10. Over Whom Do Demons Have Power?
The Holy Martyr Tryphon healed illnesses and cast out demons in his youth. The Roman Emperor Gordian, from whose daughter the Holy Martyr Tryphon cast out a demon, wished to see the cast out demon with his own eyes. The Holy Martyr Tryphon actually summoned the demon, and everyone saw him in the form of a black dog with fiery eyes.

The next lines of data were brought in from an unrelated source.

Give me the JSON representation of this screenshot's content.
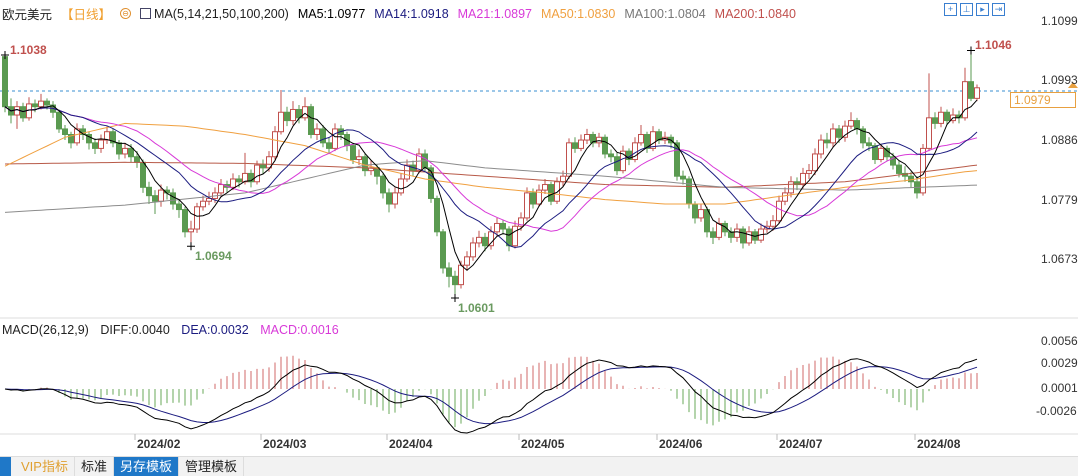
{
  "header": {
    "symbol": "欧元美元",
    "period": "【日线】",
    "indicator": "MA(5,14,21,50,100,200)",
    "ma5": "MA5:1.0977",
    "ma14": "MA14:1.0918",
    "ma21": "MA21:1.0897",
    "ma50": "MA50:1.0830",
    "ma100": "MA100:1.0804",
    "ma200": "MA200:1.0840",
    "tools": [
      "crosshair-icon",
      "range-icon",
      "step-icon",
      "end-icon"
    ]
  },
  "macd_legend": {
    "name": "MACD(26,12,9)",
    "diff": "DIFF:0.0040",
    "dea": "DEA:0.0032",
    "macd": "MACD:0.0016"
  },
  "tabs": [
    {
      "label": "VIP指标"
    },
    {
      "label": "标准"
    },
    {
      "label": "另存模板",
      "selected": true
    },
    {
      "label": "管理模板"
    }
  ],
  "colors": {
    "up": "#c0504d",
    "down": "#5a9a50",
    "ma5": "#000000",
    "ma14": "#1c1c80",
    "ma21": "#d83ad8",
    "ma50": "#f0a040",
    "ma100": "#8c8c8c",
    "ma200": "#b85a48",
    "last_price": "#e8a040",
    "dashed": "#3a8fd0"
  },
  "chart_data": [
    {
      "type": "candlestick",
      "title": "欧元美元 日线",
      "y_axis_ticks": [
        "1.1099",
        "1.0993",
        "1.0886",
        "1.0779",
        "1.0673"
      ],
      "last_price": "1.0979",
      "annotations": [
        {
          "text": "1.1038",
          "kind": "high",
          "index": 0,
          "value": 1.1038
        },
        {
          "text": "1.0694",
          "kind": "low",
          "index": 31,
          "value": 1.0694
        },
        {
          "text": "1.0601",
          "kind": "low",
          "index": 75,
          "value": 1.0601
        },
        {
          "text": "1.1046",
          "kind": "high",
          "index": 161,
          "value": 1.1046
        }
      ],
      "x_ticks": [
        {
          "label": "2024/02",
          "index": 22
        },
        {
          "label": "2024/03",
          "index": 43
        },
        {
          "label": "2024/04",
          "index": 64
        },
        {
          "label": "2024/05",
          "index": 86
        },
        {
          "label": "2024/06",
          "index": 109
        },
        {
          "label": "2024/07",
          "index": 129
        },
        {
          "label": "2024/08",
          "index": 152
        }
      ],
      "first_open": 1.1035,
      "close": [
        1.0945,
        1.093,
        1.0945,
        1.0925,
        1.095,
        1.0945,
        1.0955,
        1.0948,
        1.0935,
        1.0905,
        1.0895,
        1.088,
        1.0905,
        1.0895,
        1.088,
        1.087,
        1.0885,
        1.09,
        1.088,
        1.086,
        1.087,
        1.0855,
        1.0845,
        1.08,
        1.0785,
        1.0775,
        1.0795,
        1.079,
        1.077,
        1.076,
        1.072,
        1.0725,
        1.0765,
        1.0775,
        1.078,
        1.079,
        1.0805,
        1.08,
        1.0815,
        1.081,
        1.0825,
        1.081,
        1.084,
        1.0835,
        1.0855,
        1.09,
        1.0935,
        1.092,
        1.094,
        1.0925,
        1.0945,
        1.0895,
        1.0905,
        1.088,
        1.087,
        1.0905,
        1.0895,
        1.0875,
        1.085,
        1.0855,
        1.083,
        1.0835,
        1.082,
        1.079,
        1.077,
        1.079,
        1.0815,
        1.084,
        1.083,
        1.086,
        1.0835,
        1.078,
        1.072,
        1.0655,
        1.064,
        1.0625,
        1.066,
        1.0675,
        1.07,
        1.071,
        1.0695,
        1.072,
        1.0735,
        1.0725,
        1.0695,
        1.073,
        1.0745,
        1.079,
        1.077,
        1.0795,
        1.0805,
        1.0775,
        1.081,
        1.082,
        1.088,
        1.087,
        1.0885,
        1.0895,
        1.088,
        1.089,
        1.086,
        1.0855,
        1.083,
        1.0865,
        1.085,
        1.088,
        1.0895,
        1.087,
        1.09,
        1.0885,
        1.089,
        1.088,
        1.082,
        1.0815,
        1.077,
        1.0745,
        1.076,
        1.072,
        1.071,
        1.0735,
        1.072,
        1.071,
        1.0725,
        1.07,
        1.072,
        1.0705,
        1.0725,
        1.073,
        1.074,
        1.0775,
        1.079,
        1.081,
        1.0805,
        1.0825,
        1.083,
        1.086,
        1.0885,
        1.088,
        1.0905,
        1.089,
        1.091,
        1.092,
        1.0905,
        1.088,
        1.0875,
        1.085,
        1.087,
        1.0855,
        1.084,
        1.0825,
        1.082,
        1.081,
        1.079,
        1.087,
        1.0925,
        1.0915,
        1.0935,
        1.092,
        1.093,
        1.0925,
        1.099,
        1.096,
        1.0979
      ],
      "high": [
        1.1038,
        1.096,
        1.0955,
        1.0952,
        1.0962,
        1.0958,
        1.0968,
        1.096,
        1.0955,
        1.094,
        1.0912,
        1.09,
        1.0915,
        1.0912,
        1.09,
        1.0888,
        1.0895,
        1.091,
        1.0905,
        1.0885,
        1.088,
        1.0878,
        1.0865,
        1.085,
        1.081,
        1.0795,
        1.0805,
        1.0802,
        1.0798,
        1.0778,
        1.0765,
        1.074,
        1.0772,
        1.0785,
        1.0792,
        1.08,
        1.0815,
        1.0812,
        1.0825,
        1.0822,
        1.0862,
        1.0832,
        1.0848,
        1.085,
        1.0865,
        1.091,
        1.0975,
        1.0945,
        1.0955,
        1.0948,
        1.0962,
        1.095,
        1.0915,
        1.0912,
        1.089,
        1.0915,
        1.0912,
        1.09,
        1.088,
        1.0868,
        1.0862,
        1.0848,
        1.0842,
        1.0825,
        1.0798,
        1.08,
        1.0825,
        1.085,
        1.0848,
        1.087,
        1.0868,
        1.084,
        1.0785,
        1.0725,
        1.0665,
        1.065,
        1.0668,
        1.0685,
        1.071,
        1.0722,
        1.0718,
        1.073,
        1.0745,
        1.0742,
        1.073,
        1.074,
        1.0755,
        1.08,
        1.0798,
        1.0805,
        1.0815,
        1.081,
        1.0818,
        1.083,
        1.0888,
        1.089,
        1.0895,
        1.0905,
        1.09,
        1.0898,
        1.0895,
        1.0868,
        1.0862,
        1.0875,
        1.087,
        1.089,
        1.0912,
        1.09,
        1.091,
        1.0905,
        1.09,
        1.0895,
        1.0885,
        1.083,
        1.082,
        1.0775,
        1.077,
        1.0765,
        1.0728,
        1.0745,
        1.074,
        1.0728,
        1.0735,
        1.073,
        1.073,
        1.0725,
        1.0735,
        1.074,
        1.075,
        1.0785,
        1.08,
        1.082,
        1.0818,
        1.0835,
        1.0842,
        1.087,
        1.0895,
        1.0898,
        1.0915,
        1.0912,
        1.092,
        1.0935,
        1.0925,
        1.091,
        1.089,
        1.088,
        1.0878,
        1.0875,
        1.0862,
        1.0848,
        1.0838,
        1.0828,
        1.082,
        1.0878,
        1.1005,
        1.0935,
        1.0945,
        1.094,
        1.0942,
        1.0938,
        1.1015,
        1.1046,
        1.0985
      ],
      "low": [
        1.0935,
        1.0915,
        1.0905,
        1.0918,
        1.092,
        1.0935,
        1.094,
        1.094,
        1.0925,
        1.0898,
        1.0885,
        1.087,
        1.0875,
        1.0885,
        1.0868,
        1.086,
        1.0862,
        1.0878,
        1.0872,
        1.085,
        1.0852,
        1.0845,
        1.0835,
        1.079,
        1.077,
        1.0752,
        1.0765,
        1.0778,
        1.076,
        1.0745,
        1.071,
        1.0694,
        1.0718,
        1.0758,
        1.0768,
        1.0772,
        1.0782,
        1.079,
        1.0795,
        1.08,
        1.0805,
        1.08,
        1.0805,
        1.0825,
        1.0828,
        1.085,
        1.0895,
        1.091,
        1.0912,
        1.0915,
        1.092,
        1.0888,
        1.0885,
        1.0872,
        1.0862,
        1.0865,
        1.0885,
        1.0865,
        1.0842,
        1.084,
        1.082,
        1.0822,
        1.0805,
        1.078,
        1.0755,
        1.0762,
        1.0785,
        1.081,
        1.082,
        1.0825,
        1.0828,
        1.0772,
        1.0712,
        1.0645,
        1.062,
        1.0601,
        1.0618,
        1.065,
        1.0668,
        1.0692,
        1.0685,
        1.0688,
        1.0712,
        1.0715,
        1.0685,
        1.069,
        1.0722,
        1.074,
        1.0762,
        1.0765,
        1.0788,
        1.0768,
        1.077,
        1.0802,
        1.0815,
        1.0862,
        1.0865,
        1.0878,
        1.0872,
        1.0872,
        1.0852,
        1.0845,
        1.0822,
        1.0825,
        1.084,
        1.0845,
        1.0875,
        1.0862,
        1.0865,
        1.0878,
        1.0878,
        1.087,
        1.0812,
        1.0805,
        1.0762,
        1.0735,
        1.0738,
        1.071,
        1.0698,
        1.0705,
        1.0712,
        1.07,
        1.0702,
        1.069,
        1.0695,
        1.0698,
        1.07,
        1.0718,
        1.0722,
        1.0735,
        1.0768,
        1.0782,
        1.0795,
        1.0798,
        1.0815,
        1.0822,
        1.0852,
        1.087,
        1.0872,
        1.088,
        1.0882,
        1.0905,
        1.0895,
        1.087,
        1.0865,
        1.0842,
        1.0845,
        1.0848,
        1.0832,
        1.0818,
        1.081,
        1.08,
        1.078,
        1.0785,
        1.0865,
        1.0905,
        1.0908,
        1.0912,
        1.0915,
        1.0915,
        1.092,
        1.0955,
        1.0955
      ],
      "ma50_points": [
        [
          0,
          1.0838
        ],
        [
          10,
          1.089
        ],
        [
          20,
          1.0915
        ],
        [
          30,
          1.091
        ],
        [
          40,
          1.0895
        ],
        [
          50,
          1.0875
        ],
        [
          60,
          1.084
        ],
        [
          70,
          1.0815
        ],
        [
          80,
          1.08
        ],
        [
          90,
          1.079
        ],
        [
          100,
          1.0778
        ],
        [
          110,
          1.077
        ],
        [
          120,
          1.077
        ],
        [
          130,
          1.0785
        ],
        [
          140,
          1.08
        ],
        [
          150,
          1.0812
        ],
        [
          160,
          1.0828
        ],
        [
          162,
          1.083
        ]
      ],
      "ma100_points": [
        [
          0,
          1.0755
        ],
        [
          20,
          1.0768
        ],
        [
          40,
          1.079
        ],
        [
          60,
          1.084
        ],
        [
          70,
          1.0848
        ],
        [
          80,
          1.0835
        ],
        [
          100,
          1.082
        ],
        [
          120,
          1.08
        ],
        [
          140,
          1.0795
        ],
        [
          162,
          1.0804
        ]
      ],
      "ma200_points": [
        [
          0,
          1.0842
        ],
        [
          20,
          1.0845
        ],
        [
          40,
          1.0843
        ],
        [
          60,
          1.0835
        ],
        [
          80,
          1.082
        ],
        [
          100,
          1.0805
        ],
        [
          120,
          1.08
        ],
        [
          140,
          1.081
        ],
        [
          162,
          1.084
        ]
      ]
    },
    {
      "type": "macd",
      "params": [
        26,
        12,
        9
      ],
      "y_axis_ticks": [
        "0.0056",
        "0.0029",
        "0.0001",
        "-0.0026"
      ],
      "current": {
        "diff": 0.004,
        "dea": 0.0032,
        "macd": 0.0016
      }
    }
  ]
}
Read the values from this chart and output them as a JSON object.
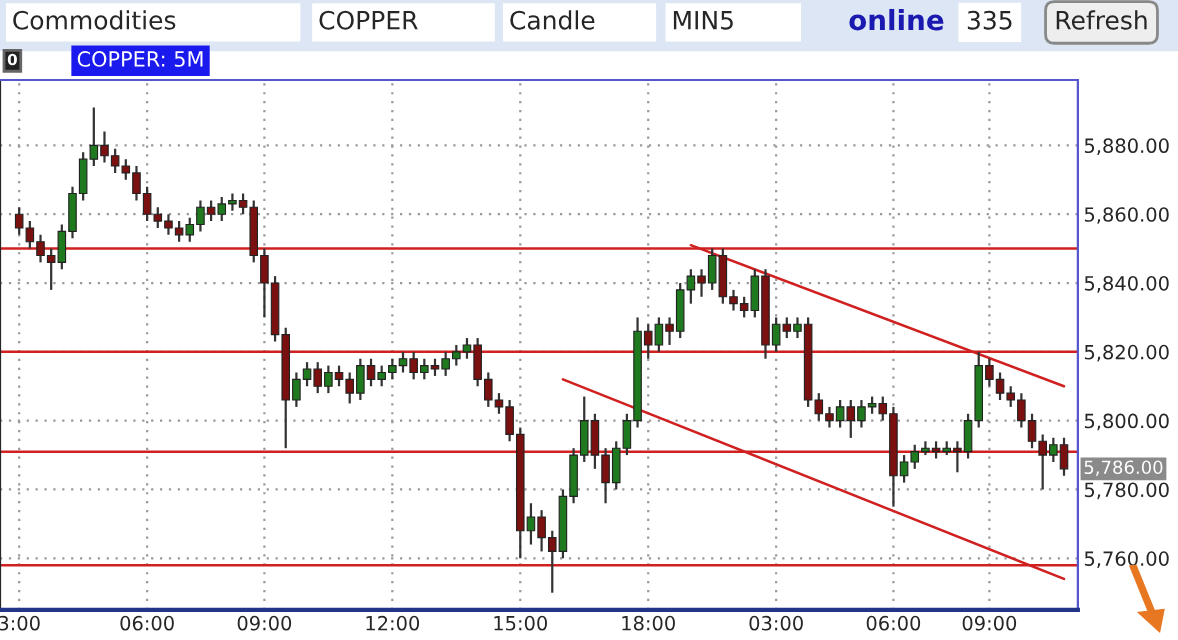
{
  "chart_data": {
    "type": "candlestick",
    "title": "COPPER: 5M",
    "annotations": [
      "Commodities",
      "COPPER",
      "Candle",
      "MIN5",
      "online",
      "335",
      "Refresh",
      "0",
      "5,786.00"
    ],
    "categories": [
      "3:00",
      null,
      null,
      null,
      null,
      null,
      null,
      null,
      null,
      null,
      null,
      null,
      "06:00",
      null,
      null,
      null,
      null,
      null,
      null,
      null,
      null,
      null,
      null,
      "09:00",
      null,
      null,
      null,
      null,
      null,
      null,
      null,
      null,
      null,
      null,
      null,
      "12:00",
      null,
      null,
      null,
      null,
      null,
      null,
      null,
      null,
      null,
      null,
      null,
      "15:00",
      null,
      null,
      null,
      null,
      null,
      null,
      null,
      null,
      null,
      null,
      null,
      "18:00",
      null,
      null,
      null,
      null,
      null,
      null,
      null,
      null,
      null,
      null,
      null,
      "03:00",
      null,
      null,
      null,
      null,
      null,
      null,
      null,
      null,
      null,
      null,
      "06:00",
      null,
      null,
      null,
      null,
      null,
      null,
      null,
      null,
      "09:00",
      null,
      null,
      null,
      null,
      null,
      null,
      null
    ],
    "ohlc": [
      [
        5860,
        5862,
        5854,
        5856
      ],
      [
        5856,
        5858,
        5850,
        5852
      ],
      [
        5852,
        5854,
        5846,
        5848
      ],
      [
        5848,
        5850,
        5838,
        5846
      ],
      [
        5846,
        5857,
        5844,
        5855
      ],
      [
        5855,
        5868,
        5853,
        5866
      ],
      [
        5866,
        5878,
        5864,
        5876
      ],
      [
        5876,
        5891,
        5874,
        5880
      ],
      [
        5880,
        5884,
        5875,
        5877
      ],
      [
        5877,
        5879,
        5872,
        5874
      ],
      [
        5874,
        5876,
        5870,
        5872
      ],
      [
        5872,
        5874,
        5864,
        5866
      ],
      [
        5866,
        5868,
        5858,
        5860
      ],
      [
        5860,
        5862,
        5856,
        5858
      ],
      [
        5858,
        5860,
        5854,
        5856
      ],
      [
        5856,
        5858,
        5852,
        5854
      ],
      [
        5854,
        5859,
        5852,
        5857
      ],
      [
        5857,
        5864,
        5855,
        5862
      ],
      [
        5862,
        5864,
        5858,
        5860
      ],
      [
        5860,
        5865,
        5858,
        5863
      ],
      [
        5863,
        5866,
        5861,
        5864
      ],
      [
        5864,
        5866,
        5860,
        5862
      ],
      [
        5862,
        5864,
        5846,
        5848
      ],
      [
        5848,
        5850,
        5830,
        5840
      ],
      [
        5840,
        5842,
        5823,
        5825
      ],
      [
        5825,
        5827,
        5792,
        5806
      ],
      [
        5806,
        5814,
        5804,
        5812
      ],
      [
        5812,
        5817,
        5810,
        5815
      ],
      [
        5815,
        5817,
        5808,
        5810
      ],
      [
        5810,
        5816,
        5808,
        5814
      ],
      [
        5814,
        5816,
        5810,
        5812
      ],
      [
        5812,
        5814,
        5805,
        5808
      ],
      [
        5808,
        5818,
        5806,
        5816
      ],
      [
        5816,
        5818,
        5810,
        5812
      ],
      [
        5812,
        5816,
        5810,
        5814
      ],
      [
        5814,
        5818,
        5812,
        5816
      ],
      [
        5816,
        5820,
        5814,
        5818
      ],
      [
        5818,
        5820,
        5812,
        5814
      ],
      [
        5814,
        5818,
        5812,
        5816
      ],
      [
        5816,
        5818,
        5813,
        5815
      ],
      [
        5815,
        5820,
        5813,
        5818
      ],
      [
        5818,
        5822,
        5816,
        5820
      ],
      [
        5820,
        5824,
        5818,
        5822
      ],
      [
        5822,
        5824,
        5810,
        5812
      ],
      [
        5812,
        5814,
        5804,
        5806
      ],
      [
        5806,
        5808,
        5802,
        5804
      ],
      [
        5804,
        5806,
        5794,
        5796
      ],
      [
        5796,
        5798,
        5760,
        5768
      ],
      [
        5768,
        5776,
        5764,
        5772
      ],
      [
        5772,
        5774,
        5762,
        5766
      ],
      [
        5766,
        5768,
        5750,
        5762
      ],
      [
        5762,
        5780,
        5760,
        5778
      ],
      [
        5778,
        5792,
        5776,
        5790
      ],
      [
        5790,
        5807,
        5788,
        5800
      ],
      [
        5800,
        5802,
        5786,
        5790
      ],
      [
        5790,
        5792,
        5776,
        5782
      ],
      [
        5782,
        5794,
        5780,
        5792
      ],
      [
        5792,
        5802,
        5790,
        5800
      ],
      [
        5800,
        5830,
        5798,
        5826
      ],
      [
        5826,
        5828,
        5818,
        5822
      ],
      [
        5822,
        5830,
        5820,
        5828
      ],
      [
        5828,
        5830,
        5822,
        5826
      ],
      [
        5826,
        5840,
        5824,
        5838
      ],
      [
        5838,
        5844,
        5834,
        5842
      ],
      [
        5842,
        5844,
        5836,
        5840
      ],
      [
        5840,
        5850,
        5838,
        5848
      ],
      [
        5848,
        5850,
        5834,
        5836
      ],
      [
        5836,
        5838,
        5832,
        5834
      ],
      [
        5834,
        5836,
        5830,
        5832
      ],
      [
        5832,
        5844,
        5830,
        5842
      ],
      [
        5842,
        5844,
        5818,
        5822
      ],
      [
        5822,
        5830,
        5820,
        5828
      ],
      [
        5828,
        5830,
        5824,
        5826
      ],
      [
        5826,
        5830,
        5824,
        5828
      ],
      [
        5828,
        5830,
        5804,
        5806
      ],
      [
        5806,
        5808,
        5800,
        5802
      ],
      [
        5802,
        5804,
        5798,
        5800
      ],
      [
        5800,
        5806,
        5798,
        5804
      ],
      [
        5804,
        5806,
        5795,
        5800
      ],
      [
        5800,
        5806,
        5798,
        5804
      ],
      [
        5804,
        5807,
        5802,
        5805
      ],
      [
        5805,
        5807,
        5800,
        5802
      ],
      [
        5802,
        5804,
        5775,
        5784
      ],
      [
        5784,
        5790,
        5782,
        5788
      ],
      [
        5788,
        5793,
        5786,
        5791
      ],
      [
        5791,
        5794,
        5790,
        5792
      ],
      [
        5792,
        5794,
        5789,
        5791
      ],
      [
        5791,
        5794,
        5790,
        5792
      ],
      [
        5792,
        5794,
        5785,
        5791
      ],
      [
        5791,
        5802,
        5789,
        5800
      ],
      [
        5800,
        5820,
        5798,
        5816
      ],
      [
        5816,
        5818,
        5810,
        5812
      ],
      [
        5812,
        5814,
        5806,
        5808
      ],
      [
        5808,
        5810,
        5804,
        5806
      ],
      [
        5806,
        5808,
        5798,
        5800
      ],
      [
        5800,
        5802,
        5792,
        5794
      ],
      [
        5794,
        5796,
        5780,
        5790
      ],
      [
        5790,
        5795,
        5788,
        5793
      ],
      [
        5793,
        5795,
        5784,
        5786
      ]
    ],
    "series": [
      {
        "type": "line",
        "color": "#d02020",
        "values": [
          null,
          null,
          null,
          null,
          null,
          null,
          null,
          null,
          null,
          null,
          null,
          null,
          null,
          null,
          null,
          null,
          null,
          null,
          null,
          null,
          null,
          null,
          null,
          null,
          null,
          null,
          null,
          null,
          null,
          null,
          null,
          null,
          null,
          null,
          null,
          null,
          null,
          null,
          null,
          null,
          null,
          null,
          null,
          null,
          null,
          null,
          null,
          null,
          null,
          null,
          null,
          null,
          null,
          null,
          null,
          null,
          null,
          null,
          null,
          null,
          null,
          null,
          null,
          5851,
          null,
          null,
          null,
          null,
          null,
          null,
          null,
          null,
          null,
          null,
          null,
          null,
          null,
          null,
          null,
          null,
          null,
          null,
          null,
          null,
          null,
          null,
          null,
          null,
          null,
          null,
          null,
          null,
          null,
          null,
          null,
          null,
          null,
          null,
          5810
        ]
      },
      {
        "type": "line",
        "color": "#d02020",
        "values": [
          null,
          null,
          null,
          null,
          null,
          null,
          null,
          null,
          null,
          null,
          null,
          null,
          null,
          null,
          null,
          null,
          null,
          null,
          null,
          null,
          null,
          null,
          null,
          null,
          null,
          null,
          null,
          null,
          null,
          null,
          null,
          null,
          null,
          null,
          null,
          null,
          null,
          null,
          null,
          null,
          null,
          null,
          null,
          null,
          null,
          null,
          null,
          null,
          null,
          null,
          null,
          5812,
          null,
          null,
          null,
          null,
          null,
          null,
          null,
          null,
          null,
          null,
          null,
          null,
          null,
          null,
          null,
          null,
          null,
          null,
          null,
          null,
          null,
          null,
          null,
          null,
          null,
          null,
          null,
          null,
          null,
          null,
          null,
          null,
          null,
          null,
          null,
          null,
          null,
          null,
          null,
          null,
          null,
          null,
          null,
          null,
          null,
          null,
          5754
        ]
      }
    ],
    "ref_lines": [
      {
        "axis": "y",
        "value": 5850,
        "color": "#d02020"
      },
      {
        "axis": "y",
        "value": 5820,
        "color": "#d02020"
      },
      {
        "axis": "y",
        "value": 5791,
        "color": "#d02020"
      },
      {
        "axis": "y",
        "value": 5758,
        "color": "#d02020"
      }
    ],
    "ylim": [
      5745,
      5899
    ],
    "yticks": [
      {
        "value": 5760,
        "label": "5,760.00"
      },
      {
        "value": 5780,
        "label": "5,780.00"
      },
      {
        "value": 5800,
        "label": "5,800.00"
      },
      {
        "value": 5820,
        "label": "5,820.00"
      },
      {
        "value": 5840,
        "label": "5,840.00"
      },
      {
        "value": 5860,
        "label": "5,860.00"
      },
      {
        "value": 5880,
        "label": "5,880.00"
      }
    ],
    "grid": true
  }
}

The Holy Martyr Tryphon asked the demon: “Who sent you to the maiden?” The demon answered: “The Father, the chief of all evil, who sits in hades.” Martyr Tryphon: “Who gave you such authority?” The demon: “We have no authority over those who know God and believe in the Only Begotten Son of God; only by God’s permission do we inflict light temptations on them; but we have full authority over those who do not believe in God, who walk in their lusts and do what pleases us; and the deeds that please us are: idolatry, blasphemy, adultery, envy, murder, pride, etc. These people are entangled in sins, as in nets; they are our friends, and the same fate awaits them as our own” (February 1).